The history of the condition goes back to the 19th century, when parasitic filariae were discovered to be the cause of elephantiasis, also known as tropical lymphedema. It was believed, at the time, that filaria was the sole cause of the disease, but it became apparent that the distribution of the two conditions did not overlap and scientists recognized that some forms of elephantiasis were not associated with filariae. Ernest W. Price, a British surgeon living in Ethiopia in the 1970's and 1980's studied the lymph nodes and vessels of those afflicted with the disease. Using a light microscope, he discovered macrophage cells weighed down with micro-particles in the lymph nodes of the affected extremity. Then, using an electron microscope, he found the presence of silicon, aluminum, and other soil metals. Price demonstrated that the lymphatic vessels of these patients experienced edema, and eventually collagenization that leads to complete blockage.

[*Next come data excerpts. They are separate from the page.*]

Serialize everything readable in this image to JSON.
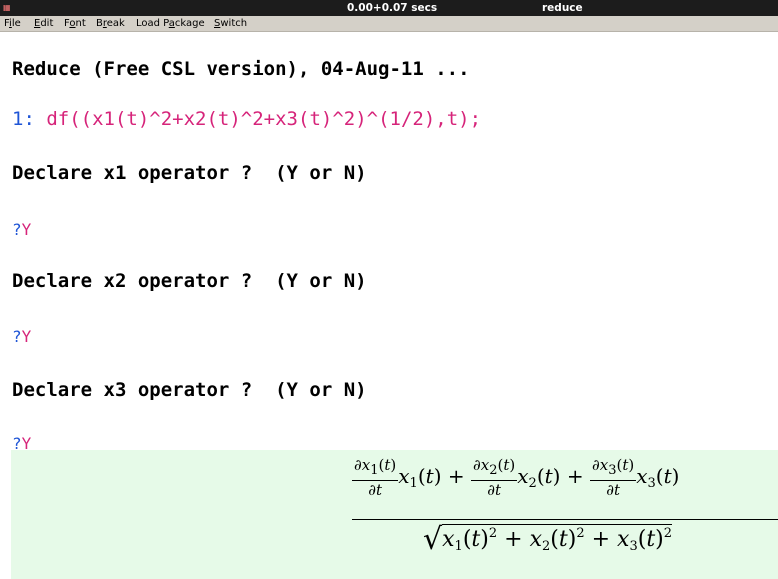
{
  "titlebar": {
    "timing": "0.00+0.07 secs",
    "title": "reduce",
    "app_icon": "reduce-app-icon"
  },
  "menu": {
    "items": [
      {
        "pre": "F",
        "ul": "i",
        "post": "le"
      },
      {
        "pre": "",
        "ul": "E",
        "post": "dit"
      },
      {
        "pre": "F",
        "ul": "o",
        "post": "nt"
      },
      {
        "pre": "B",
        "ul": "r",
        "post": "eak"
      },
      {
        "pre": "Load P",
        "ul": "a",
        "post": "ckage"
      },
      {
        "pre": "",
        "ul": "S",
        "post": "witch"
      }
    ]
  },
  "console": {
    "banner": "Reduce (Free CSL version), 04-Aug-11 ...",
    "prompt_num": "1:",
    "input": "df((x1(t)^2+x2(t)^2+x3(t)^2)^(1/2),t);",
    "q1": "Declare x1 operator ?  (Y or N)",
    "q2": "Declare x2 operator ?  (Y or N)",
    "q3": "Declare x3 operator ?  (Y or N)",
    "qmark": "?",
    "answer": "Y"
  },
  "result": {
    "partial": "∂",
    "t": "t",
    "x": "x",
    "subs": [
      "1",
      "2",
      "3"
    ],
    "plus": "+",
    "lparen": "(",
    "rparen": ")",
    "sq": "2",
    "sqrt": "√"
  },
  "colors": {
    "result_bg": "#e6fae8",
    "prompt": "#1f55d6",
    "input": "#d6247a",
    "titlebar": "#1c1c1c",
    "menubar": "#d4d0c8"
  }
}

The primary symptom of podoconiosis is swelling and deformity of the feet and ankles. The swelling can be either soft and fluid, or hard and fibrotic. Multiple firm nodules will develop over time, as well as hyperkeratotic papillomata that resembles moss. Because of this, podoconiosis is also known as Mossy Foot. Before lymphatic failure, the patient may exhibit itching, burning, hyperkeratosis, plantar edema, and rigid digits. Like with elephantiasis, fusion of the toes, ulceration, and bacterial infection may occur. The disease has an acute component where some patients have moments of foot and ankle warmth, firmness, and pain.

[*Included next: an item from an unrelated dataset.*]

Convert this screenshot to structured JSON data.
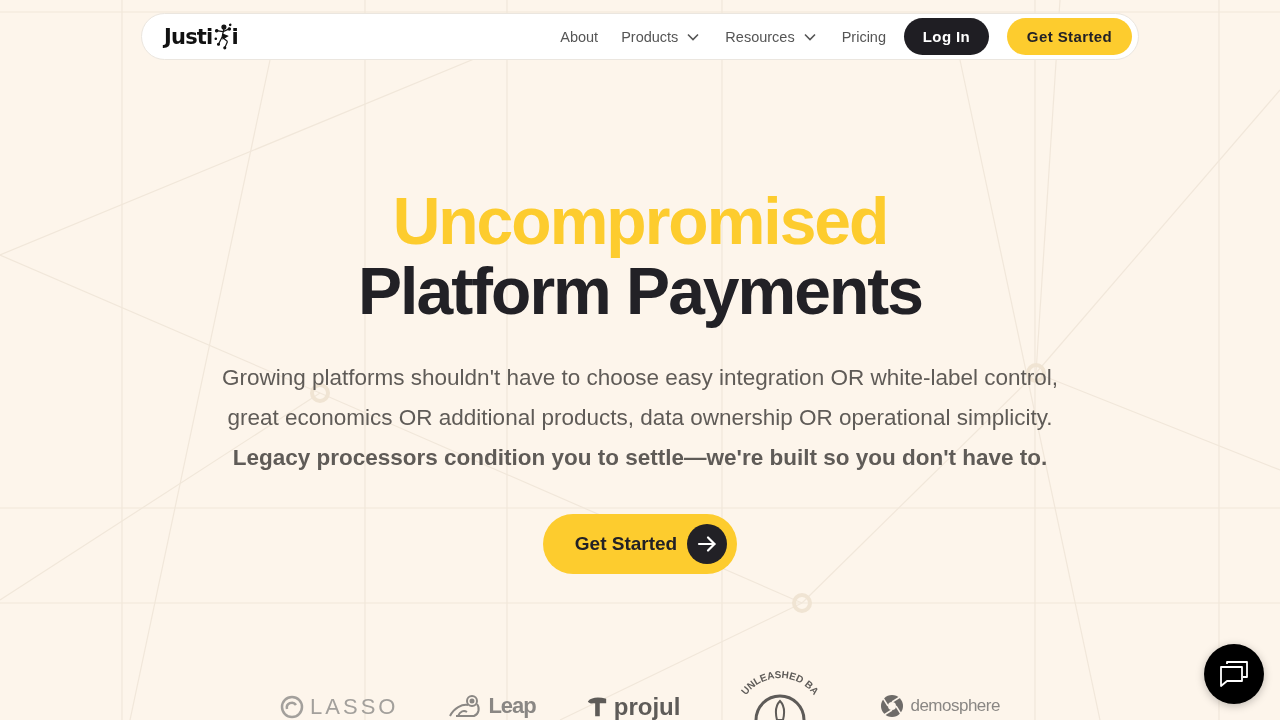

Podoconiosis is most commonly seen in highland areas of Africa, India, and Central America. The highest rates of occurrence are in Uganda, Tanzania, Kenya, Rwanda, Burundi, Sudan, and Ethopia, where the prevalence is as high as 9%. Nearly four million people worldwide suffer from this disease. The incidence of podoconiosis increases with age, due to the cumulative exposure to irritant soil. It is rare to see podoconiosis in children 0-5 years old, and the incidence rapidly rises in the 6-20 age group, with the highest percentage in the 45 plus age group.
Prevention and treatment are characterized by avoidance of the irritant soil . Wearing shoes is the most crucial thing in preventing this disease and further deformity. In Rwanda, where the incidence of the disease is high, the government has banned walking barefoot in public to curtain soil-born disease like podoconiosis.
Even once the disease has begun, vigorous daily washing with soap and water, application of an emollient, and the nightly elevation of the affected extremity has been shown to reduce swelling and disability. Compression wrapping has been shown to be effective in other forms of lymphedema, but this therapy has not been proven in podoconiosis.